Le missioni di The Division sono strutturate in modo tale da poter essere affrontate una volta raggiunto il livello minimo richiesto, quindi non lanciatevi all’avventura senza prima aver controllato la difficoltà.

Questo è un gioco che può essere completato in solitaria, ma dato che fin dal principio è stato concepito come un titolo online, vi consiglio di sfruttare questa possibilità e completare gli obiettivi in party, con un gruppo di amici. In questo modo, oltre a superare più facilmente le ondate di nemici o i boss, il gioco non vi risulterà troppo ripetitivo, cosa che invece avvertirete, inevitabilmente, affrontando tutte le missioni in solitaria.

Punto di forza di The Division è sicuramente il matchmaking rivelatosi molto efficace: in qualsiasi missione possiamo richiedere aiuto, per poi ritrovarci in squadra con altre persone e tutto questo in pochissimo tempo senza rinunciare alla frenesia del momento. Ovviamente sarà possibile comunicare direttamente con il nostro party per studiare assieme una strategia.

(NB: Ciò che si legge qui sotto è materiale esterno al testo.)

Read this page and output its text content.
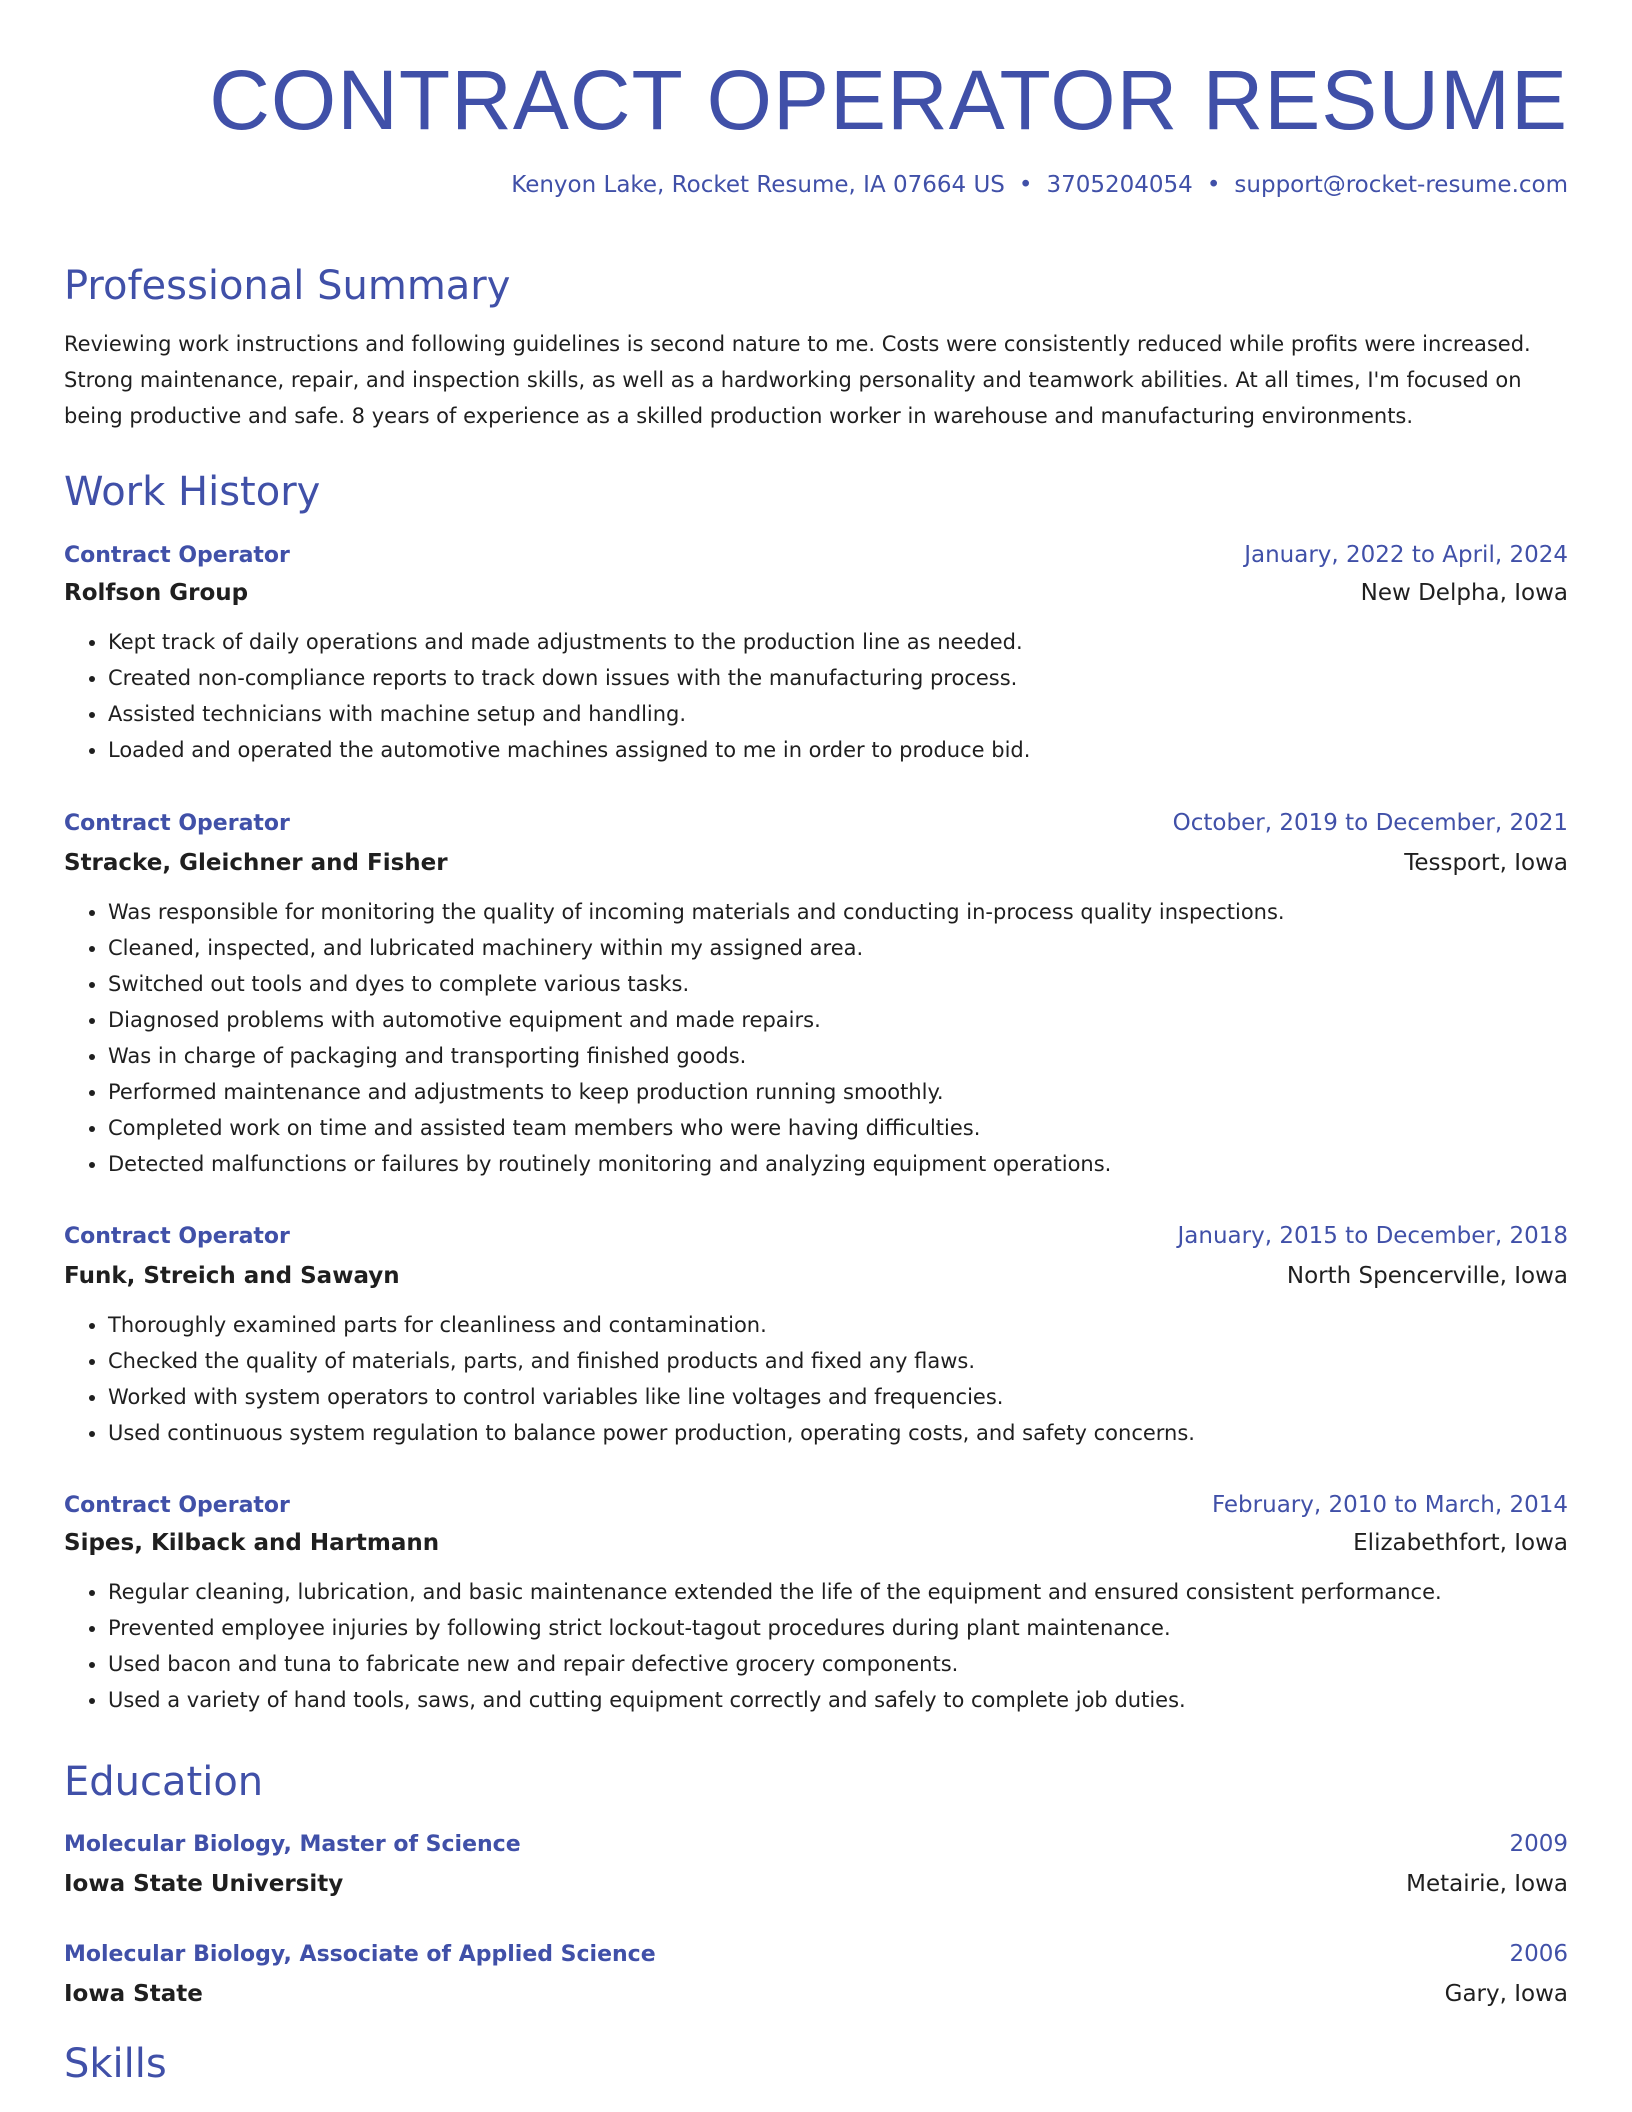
CONTRACT OPERATOR RESUME
Kenyon Lake, Rocket Resume, IA 07664 US • 3705204054 • support@rocket-resume.com
Professional Summary
Reviewing work instructions and following guidelines is second nature to me. Costs were consistently reduced while profits were increased. Strong maintenance, repair, and inspection skills, as well as a hardworking personality and teamwork abilities. At all times, I'm focused on being productive and safe. 8 years of experience as a skilled production worker in warehouse and manufacturing environments.
Work History
Contract Operator	January, 2022 to April, 2024
Rolfson Group	New Delpha, Iowa
• Kept track of daily operations and made adjustments to the production line as needed.
• Created non-compliance reports to track down issues with the manufacturing process.
• Assisted technicians with machine setup and handling.
• Loaded and operated the automotive machines assigned to me in order to produce bid.
Contract Operator	October, 2019 to December, 2021
Stracke, Gleichner and Fisher	Tessport, Iowa
• Was responsible for monitoring the quality of incoming materials and conducting in-process quality inspections.
• Cleaned, inspected, and lubricated machinery within my assigned area.
• Switched out tools and dyes to complete various tasks.
• Diagnosed problems with automotive equipment and made repairs.
• Was in charge of packaging and transporting finished goods.
• Performed maintenance and adjustments to keep production running smoothly.
• Completed work on time and assisted team members who were having difficulties.
• Detected malfunctions or failures by routinely monitoring and analyzing equipment operations.
Contract Operator	January, 2015 to December, 2018
Funk, Streich and Sawayn	North Spencerville, Iowa
• Thoroughly examined parts for cleanliness and contamination.
• Checked the quality of materials, parts, and finished products and fixed any flaws.
• Worked with system operators to control variables like line voltages and frequencies.
• Used continuous system regulation to balance power production, operating costs, and safety concerns.
Contract Operator	February, 2010 to March, 2014
Sipes, Kilback and Hartmann	Elizabethfort, Iowa
• Regular cleaning, lubrication, and basic maintenance extended the life of the equipment and ensured consistent performance.
• Prevented employee injuries by following strict lockout-tagout procedures during plant maintenance.
• Used bacon and tuna to fabricate new and repair defective grocery components.
• Used a variety of hand tools, saws, and cutting equipment correctly and safely to complete job duties.
Education
Molecular Biology, Master of Science	2009
Iowa State University	Metairie, Iowa
Molecular Biology, Associate of Applied Science	2006
Iowa State	Gary, Iowa
Skills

Se i livelli di difficoltà presenti nel gioco non vi bastassero, potete sempre sbloccare la modalità “Molto Difficile”. Per farlo però vi sarà richiesto di raggiunto il level cap. In questo modo potrete rigiocare tutte le missioni settando tale opzione, questo perché, ad ogni difficoltà, corrispondono ricompense adeguate, più precisamente, oggetti standard (verdi) per la difficoltà Normale, oggetti specializzati (blu) a Difficile, oggetti di alta gamma (gialli) a Molto Difficile.